What does it do?
Pint attaches units, meters, seconds, kilograms, gallons, directly to numbers in your code, so a calculation involving 5 miles and 3 kilometers automatically converts correctly instead of simply, wrongly, adding 5 and 3 together. It catches an entire category of subtle, expensive mistakes by treating units as a real part of the math rather than something to remember and handle manually. Think of a shopping cart that already knows the difference between pounds and kilograms and converts automatically, so you never accidentally buy triple the flour you meant to. It supports an enormous range of units, from everyday ones like miles and liters to obscure scientific ones, and converts seamlessly between any of them.
See it in action
This adds together a distance measured in miles and one measured in kilometers, automatically converting them correctly, and prints the combined distance in kilometers.
import pint
ureg = pint.UnitRegistry()
distance = 5 * ureg.mile
other = 3 * ureg.kilometer
total = distance + other
print(total.to(ureg.kilometer))
Why would a non-developer care?
Unit confusion has caused real, expensive disasters, most famously NASA’s Mars Climate Orbiter, lost in 1999 because one engineering team used metric units and another used imperial units. It matters because a tool that makes that specific class of mistake nearly impossible is solving a problem that has genuinely destroyed multi-million dollar projects before.
Real-world examples
Engineers and scientists doing calculations that mix different measurement systems, common in international collaborations, use Pint specifically to avoid the kind of unit-mismatch errors that have caused real equipment failures and miscalculations historically. It’s used in scientific computing pipelines where a mistake converting between units could silently corrupt results without anyone noticing until much later. Manufacturing and engineering software that needs to work across countries using different measurement standards benefits from baking unit-safety in from the start.
Who uses it
Engineers, scientists, and developers building software that needs to safely handle calculations across different measurement systems.
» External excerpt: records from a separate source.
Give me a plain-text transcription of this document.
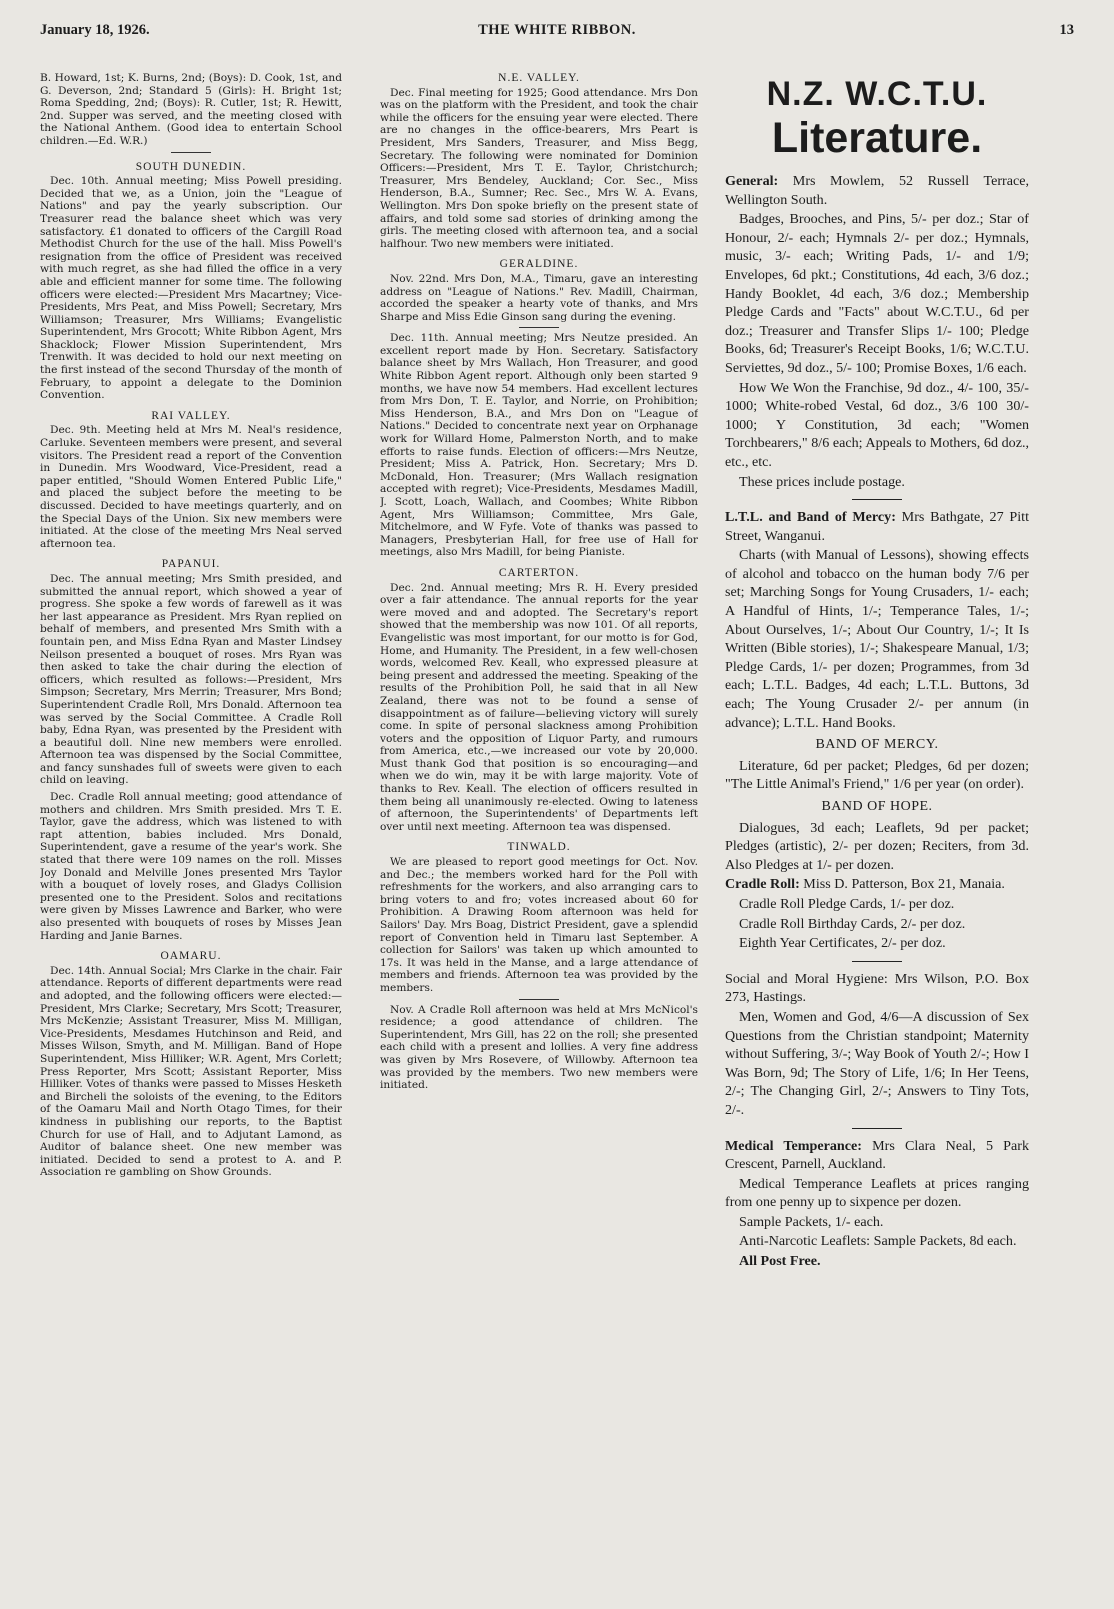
January 18, 1926.	THE WHITE RIBBON.	13

B. Howard, 1st; K. Burns, 2nd; (Boys): D. Cook, 1st, and G. Deverson, 2nd; Standard 5 (Girls): H. Bright 1st; Roma Spedding, 2nd; (Boys): R. Cutler, 1st; R. Hewitt, 2nd. Supper was served, and the meeting closed with the National Anthem. (Good idea to entertain School children.—Ed. W.R.)

SOUTH DUNEDIN.

Dec. 10th. Annual meeting; Miss Powell presiding. Decided that we, as a Union, join the "League of Nations" and pay the yearly subscription. Our Treasurer read the balance sheet which was very satisfactory. £1 donated to officers of the Cargill Road Methodist Church for the use of the hall. Miss Powell's resignation from the office of President was received with much regret, as she had filled the office in a very able and efficient manner for some time. The following officers were elected:—President Mrs Macartney; Vice-Presidents, Mrs Peat, and Miss Powell; Secretary, Mrs Williamson; Treasurer, Mrs Williams; Evangelistic Superintendent, Mrs Grocott; White Ribbon Agent, Mrs Shacklock; Flower Mission Superintendent, Mrs Trenwith. It was decided to hold our next meeting on the first instead of the second Thursday of the month of February, to appoint a delegate to the Dominion Convention.

RAI VALLEY.

Dec. 9th. Meeting held at Mrs M. Neal's residence, Carluke. Seventeen members were present, and several visitors. The President read a report of the Convention in Dunedin. Mrs Woodward, Vice-President, read a paper entitled, "Should Women Entered Public Life," and placed the subject before the meeting to be discussed. Decided to have meetings quarterly, and on the Special Days of the Union. Six new members were initiated. At the close of the meeting Mrs Neal served afternoon tea.

PAPANUI.

Dec. The annual meeting; Mrs Smith presided, and submitted the annual report, which showed a year of progress. She spoke a few words of farewell as it was her last appearance as President. Mrs Ryan replied on behalf of members, and presented Mrs Smith with a fountain pen, and Miss Edna Ryan and Master Lindsey Neilson presented a bouquet of roses. Mrs Ryan was then asked to take the chair during the election of officers, which resulted as follows:—President, Mrs Simpson; Secretary, Mrs Merrin; Treasurer, Mrs Bond; Superintendent Cradle Roll, Mrs Donald. Afternoon tea was served by the Social Committee. A Cradle Roll baby, Edna Ryan, was presented by the President with a beautiful doll. Nine new members were enrolled. Afternoon tea was dispensed by the Social Committee, and fancy sunshades full of sweets were given to each child on leaving.

Dec. Cradle Roll annual meeting; good attendance of mothers and children. Mrs Smith presided. Mrs T. E. Taylor, gave the address, which was listened to with rapt attention, babies included. Mrs Donald, Superintendent, gave a resume of the year's work. She stated that there were 109 names on the roll. Misses Joy Donald and Melville Jones presented Mrs Taylor with a bouquet of lovely roses, and Gladys Collision presented one to the President. Solos and recitations were given by Misses Lawrence and Barker, who were also presented with bouquets of roses by Misses Jean Harding and Janie Barnes.

OAMARU.

Dec. 14th. Annual Social; Mrs Clarke in the chair. Fair attendance. Reports of different departments were read and adopted, and the following officers were elected:—President, Mrs Clarke; Secretary, Mrs Scott; Treasurer, Mrs McKenzie; Assistant Treasurer, Miss M. Milligan, Vice-Presidents, Mesdames Hutchinson and Reid, and Misses Wilson, Smyth, and M. Milligan. Band of Hope Superintendent, Miss Hilliker; W.R. Agent, Mrs Corlett; Press Reporter, Mrs Scott; Assistant Reporter, Miss Hilliker. Votes of thanks were passed to Misses Hesketh and Bircheli the soloists of the evening, to the Editors of the Oamaru Mail and North Otago Times, for their kindness in publishing our reports, to the Baptist Church for use of Hall, and to Adjutant Lamond, as Auditor of balance sheet. One new member was initiated. Decided to send a protest to A. and P. Association re gambling on Show Grounds.

N.E. VALLEY.

Dec. Final meeting for 1925; Good attendance. Mrs Don was on the platform with the President, and took the chair while the officers for the ensuing year were elected. There are no changes in the office-bearers, Mrs Peart is President, Mrs Sanders, Treasurer, and Miss Begg, Secretary. The following were nominated for Dominion Officers:—President, Mrs T. E. Taylor, Christchurch; Treasurer, Mrs Bendeley, Auckland; Cor. Sec., Miss Henderson, B.A., Sumner; Rec. Sec., Mrs W. A. Evans, Wellington. Mrs Don spoke briefly on the present state of affairs, and told some sad stories of drinking among the girls. The meeting closed with afternoon tea, and a social halfhour. Two new members were initiated.

GERALDINE.

Nov. 22nd. Mrs Don, M.A., Timaru, gave an interesting address on "League of Nations." Rev. Madill, Chairman, accorded the speaker a hearty vote of thanks, and Mrs Sharpe and Miss Edie Ginson sang during the evening.

Dec. 11th. Annual meeting; Mrs Neutze presided. An excellent report made by Hon. Secretary. Satisfactory balance sheet by Mrs Wallach, Hon Treasurer, and good White Ribbon Agent report. Although only been started 9 months, we have now 54 members. Had excellent lectures from Mrs Don, T. E. Taylor, and Norrie, on Prohibition; Miss Henderson, B.A., and Mrs Don on "League of Nations." Decided to concentrate next year on Orphanage work for Willard Home, Palmerston North, and to make efforts to raise funds. Election of officers:—Mrs Neutze, President; Miss A. Patrick, Hon. Secretary; Mrs D. McDonald, Hon. Treasurer; (Mrs Wallach resignation accepted with regret); Vice-Presidents, Mesdames Madill, J. Scott, Loach, Wallach, and Coombes; White Ribbon Agent, Mrs Williamson; Committee, Mrs Gale, Mitchelmore, and W Fyfe. Vote of thanks was passed to Managers, Presbyterian Hall, for free use of Hall for meetings, also Mrs Madill, for being Pianiste.

CARTERTON.

Dec. 2nd. Annual meeting; Mrs R. H. Every presided over a fair attendance. The annual reports for the year were moved and and adopted. The Secretary's report showed that the membership was now 101. Of all reports, Evangelistic was most important, for our motto is for God, Home, and Humanity. The President, in a few well-chosen words, welcomed Rev. Keall, who expressed pleasure at being present and addressed the meeting. Speaking of the results of the Prohibition Poll, he said that in all New Zealand, there was not to be found a sense of disappointment as of failure—believing victory will surely come. In spite of personal slackness among Prohibition voters and the opposition of Liquor Party, and rumours from America, etc.,—we increased our vote by 20,000. Must thank God that position is so encouraging—and when we do win, may it be with large majority. Vote of thanks to Rev. Keall. The election of officers resulted in them being all unanimously re-elected. Owing to lateness of afternoon, the Superintendents' of Departments left over until next meeting. Afternoon tea was dispensed.

TINWALD.

We are pleased to report good meetings for Oct. Nov. and Dec.; the members worked hard for the Poll with refreshments for the workers, and also arranging cars to bring voters to and fro; votes increased about 60 for Prohibition. A Drawing Room afternoon was held for Sailors' Day. Mrs Boag, District President, gave a splendid report of Convention held in Timaru last September. A collection for Sailors' was taken up which amounted to 17s. It was held in the Manse, and a large attendance of members and friends. Afternoon tea was provided by the members.

Nov. A Cradle Roll afternoon was held at Mrs McNicol's residence; a good attendance of children. The Superintendent, Mrs Gill, has 22 on the roll; she presented each child with a present and lollies. A very fine address was given by Mrs Rosevere, of Willowby. Afternoon tea was provided by the members. Two new members were initiated.

N.Z. W.C.T.U.
Literature.

General: Mrs Mowlem, 52 Russell Terrace, Wellington South.

Badges, Brooches, and Pins, 5/- per doz.; Star of Honour, 2/- each; Hymnals 2/- per doz.; Hymnals, music, 3/- each; Writing Pads, 1/- and 1/9; Envelopes, 6d pkt.; Constitutions, 4d each, 3/6 doz.; Handy Booklet, 4d each, 3/6 doz.; Membership Pledge Cards and "Facts" about W.C.T.U., 6d per doz.; Treasurer and Transfer Slips 1/- 100; Pledge Books, 6d; Treasurer's Receipt Books, 1/6; W.C.T.U. Serviettes, 9d doz., 5/- 100; Promise Boxes, 1/6 each.

How We Won the Franchise, 9d doz., 4/- 100, 35/- 1000; White-robed Vestal, 6d doz., 3/6 100 30/- 1000; Y Constitution, 3d each; "Women Torchbearers," 8/6 each; Appeals to Mothers, 6d doz., etc., etc.

These prices include postage.

L.T.L. and Band of Mercy: Mrs Bathgate, 27 Pitt Street, Wanganui.

Charts (with Manual of Lessons), showing effects of alcohol and tobacco on the human body 7/6 per set; Marching Songs for Young Crusaders, 1/- each; A Handful of Hints, 1/-; Temperance Tales, 1/-; About Ourselves, 1/-; About Our Country, 1/-; It Is Written (Bible stories), 1/-; Shakespeare Manual, 1/3; Pledge Cards, 1/- per dozen; Programmes, from 3d each; L.T.L. Badges, 4d each; L.T.L. Buttons, 3d each; The Young Crusader 2/- per annum (in advance); L.T.L. Hand Books.

BAND OF MERCY.

Literature, 6d per packet; Pledges, 6d per dozen; "The Little Animal's Friend," 1/6 per year (on order).

BAND OF HOPE.

Dialogues, 3d each; Leaflets, 9d per packet; Pledges (artistic), 2/- per dozen; Reciters, from 3d. Also Pledges at 1/- per dozen.

Cradle Roll: Miss D. Patterson, Box 21, Manaia.

Cradle Roll Pledge Cards, 1/- per doz.

Cradle Roll Birthday Cards, 2/- per doz.

Eighth Year Certificates, 2/- per doz.

Social and Moral Hygiene: Mrs Wilson, P.O. Box 273, Hastings.

Men, Women and God, 4/6—A discussion of Sex Questions from the Christian standpoint; Maternity without Suffering, 3/-; Way Book of Youth 2/-; How I Was Born, 9d; The Story of Life, 1/6; In Her Teens, 2/-; The Changing Girl, 2/-; Answers to Tiny Tots, 2/-.

Medical Temperance: Mrs Clara Neal, 5 Park Crescent, Parnell, Auckland.

Medical Temperance Leaflets at prices ranging from one penny up to sixpence per dozen.

Sample Packets, 1/- each.

Anti-Narcotic Leaflets: Sample Packets, 8d each.

All Post Free.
How it compares to alternatives
Pint is one of the most established unit-handling libraries in Python’s scientific ecosystem, occupying similar territory to astropy’s own built-in units module, though Pint is more general-purpose and not tied specifically to astronomy use cases.
Fun fact
NASA’s Mars Climate Orbiter was lost in 1999 specifically because of a metric-versus-imperial unit mismatch between two engineering teams, the exact kind of error that libraries like Pint exist to make structurally impossible.